Hi there folks, I just wanted to see if I could get a quick clarification on the way damage is dealt in the final battle.

The rule in the rulebook is as follows:

Unlike a normal battle, the Ancient One cannot be defeated in a single attack. Instead, keep track of every success an investigator scores against the Ancient One. These successes are cumulative, and each successive player adds to them with his own attack. When the players accumulate a total number of successes equal to the number of players (including any players that were eliminated from the game), remove one doom token from the Ancient One’s doom track and reset their cumulative successes to zero.

The way I've interpreted this is that each player rolls all their attack dice, but can do a maximum of 1 damage per round, because the of the cumulative success wipe.

So, for example, a game with 4 players:

• player one rolls 8 dice, three successes. No damage is dealt.
• player two rolls 6 dice, five successes. The first success combines with the three existing, and one damage is dealt to the Ancient One.
• the other four successes are ignored because of the reset, and play moves on.

This seems to me to be what the rules intend, but this is a ruling by the game designer:

Defeating the Ancient One (07/09/05)
Basically, to defeat the Ancient One, the players must do a total # of successes equal to (# of players) x (# of doom tokens on Ancient One). So, if 4 players are facing Yig (doom track of 10), they need 40 successes to win. For every 4 successes they do, they remove 1 doom token to track their progress.

This seems to ignore the reset mentioned in the rulebook. Does anyone have a firm example of how this is meant to work?

Also, just to be certain, cumulative successes carry over between player rounds, correct?

Thanks all!

This is a very common question because what the rulebook says is just wrong!

Successes are not "reset to zero" when you remove a doom token, so any excess successes can help to remove the next doom token.

Thanks for the quick reply. I wonder what the intent of that reset in the rules is then…

I think it's just a clumsily phrased explanation.

Rulebook says:

"Unlike a normal battle, the Ancient One cannot be defeated in a single attack. Instead, keep track of every success an investigator scores against the Ancient One (see “Skill Checks,” page 13). These successes are cumulative, and each successive player adds to them with his own attack. When the players accumulate a total number of successes equal to the number of players (including any players that were eliminated from the game), remove one doom token from the Ancient One’s doom track and reset their cumulative successes to zero"

Depending on how you interpret that, it is SORT OF correct. It's meant to indicate that you're keeping a running total solely for comparison with the number needed to remove the next doom token . The thing you're meant to reset to zero is your count of "how many of the X successes required for this Doom token have we got so far". However, it's just the 'count' that you're resetting; you're not meant to ignore an actual dice.
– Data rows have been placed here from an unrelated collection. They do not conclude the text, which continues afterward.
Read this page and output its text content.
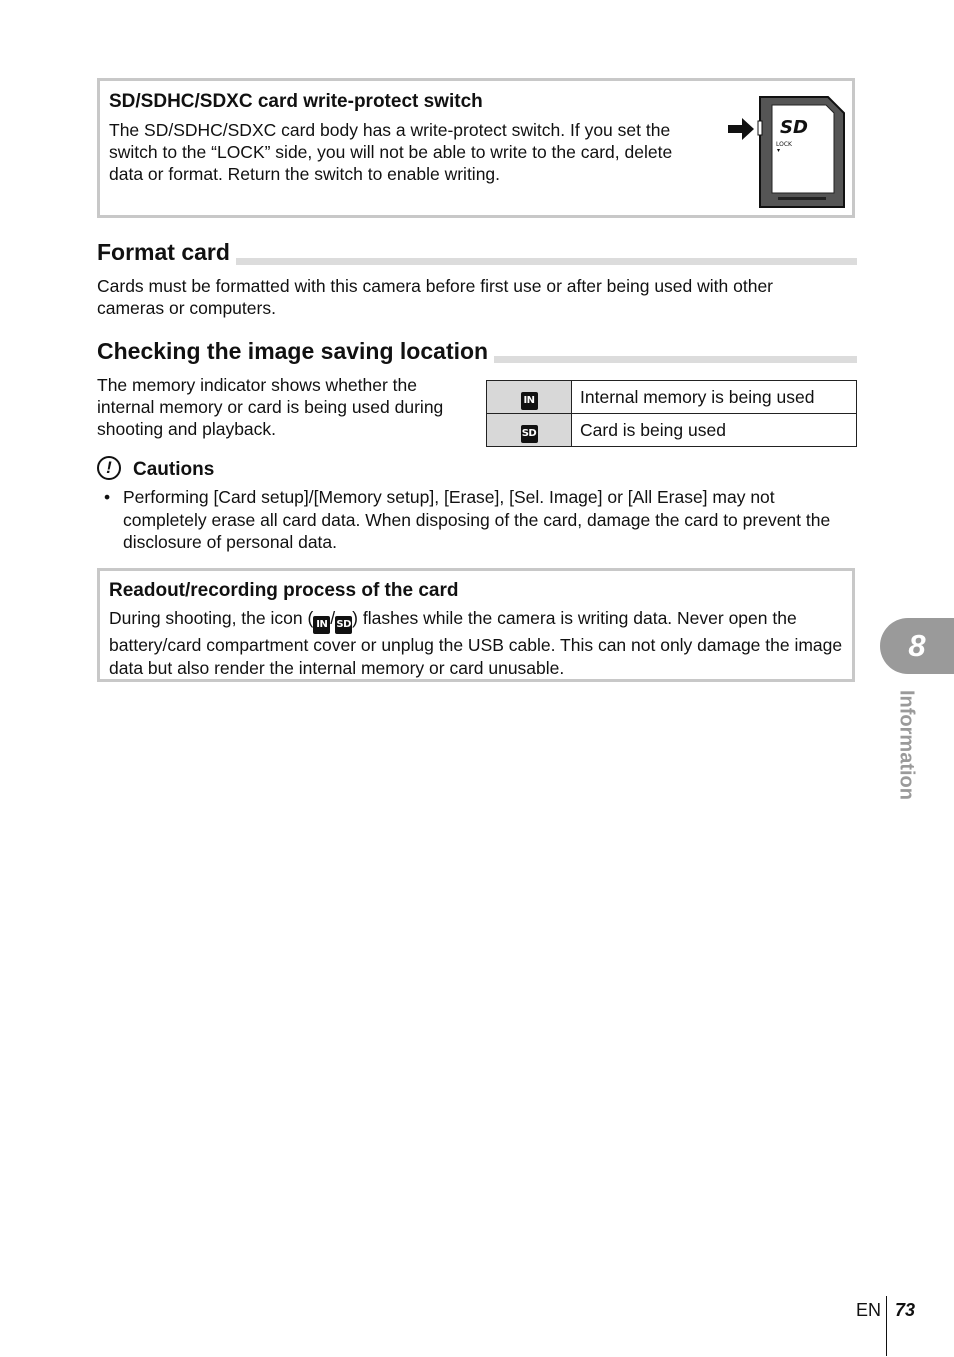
SD/SDHC/SDXC card write-protect switch
The SD/SDHC/SDXC card body has a write-protect switch. If you set the switch to the “LOCK” side, you will not be able to write to the card, delete data or format. Return the switch to enable writing.
SD
LOCK
Format card
Cards must be formatted with this camera before first use or after being used with other cameras or computers.
Checking the image saving location
The memory indicator shows whether the internal memory or card is being used during shooting and playback.
IN	Internal memory is being used
SD	Card is being used
!	Cautions
• Performing [Card setup]/[Memory setup], [Erase], [Sel. Image] or [All Erase] may not completely erase all card data. When disposing of the card, damage the card to prevent the disclosure of personal data.
Readout/recording process of the card
During shooting, the icon ( IN /SD) flashes while the camera is writing data. Never open the battery/card compartment cover or unplug the USB cable. This can not only damage the image data but also render the internal memory or card unusable.
8
Information
EN 73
But yeah, it's such a subtle distinction that it's not a surprise that every single new player misunderstands it.

I really should just start copying and pasting this answer, instead of writing it out again every time someone asks…

So… I might be interpreting this entirely wrong, but is possible then for more than one doom token to be removed from an AO doom track per turn?

So, for example, a game with 4 players:

• player one rolls 8 dice, five successes. Remove a doom token?
• player two rolls 6 dice, five successes. Remove another doom token?
• player three rolls 5 dice, two successes. The two left over success from the previous rollers add to his, so a third doom token is removed?

Or in this case, the reset clause comes into play, and each time a doom token is removed form the track, the count of successes begins again, and player three's two successes are added to player four's rolls, and a third doom token can be removed if player four rolls an additional two successes?

Regardless, I've been doing this entirely wrong. I've only played two solo games thus far, and for whatever reason (me being a dummy probably ranks among the top) I've been counting each attack that has a 5 or 6 among the dice (regardless of multiple fives or sixes) as a single success, but that success adding a die to the next investigator's combat check pool. Then, if all investigators had a success in their attack, then a doom token was removed from the track.

I honestly couldn't tell you why I interpreted the rules that way, now.

Urgh. Obviously I need to go back to my organic chemistry, because I get less confused by that.

And "successes" is a funny word.

Nun of your business said:

What you wrote is totally correct.

I've never understood what the confusion over the wording in the rulebook is all about. It is plainly NOT wrong.

Example: 4-player game

1. First player rolls the dice, gets 2 successes.

2. Second player gets 2 more, now you have 4 total successes.

3. Remove a doom token.

4. Reset the count!

5. Third player gets 1 success.

6. Fourth player, no successes.

7. AO attacks.

8. Next turn!

9. First player gets 3 successes, now you have 4 total successes!

10. Repeat from point 3.

Tox said:

I think it's possibly even more sad that I never really disputed the wording, but just misinterpreted the entire thing. Cheers to a second grade reading comprehension on my part.

Thanks so much for the confirmation! I'm having some friends over tonight for our first group session, and thanks to the forums and all of your help, I think any rules akwardness should be all taken care of by the time our first gate opens.

Now if I could only stop my dice from always rolling "twos".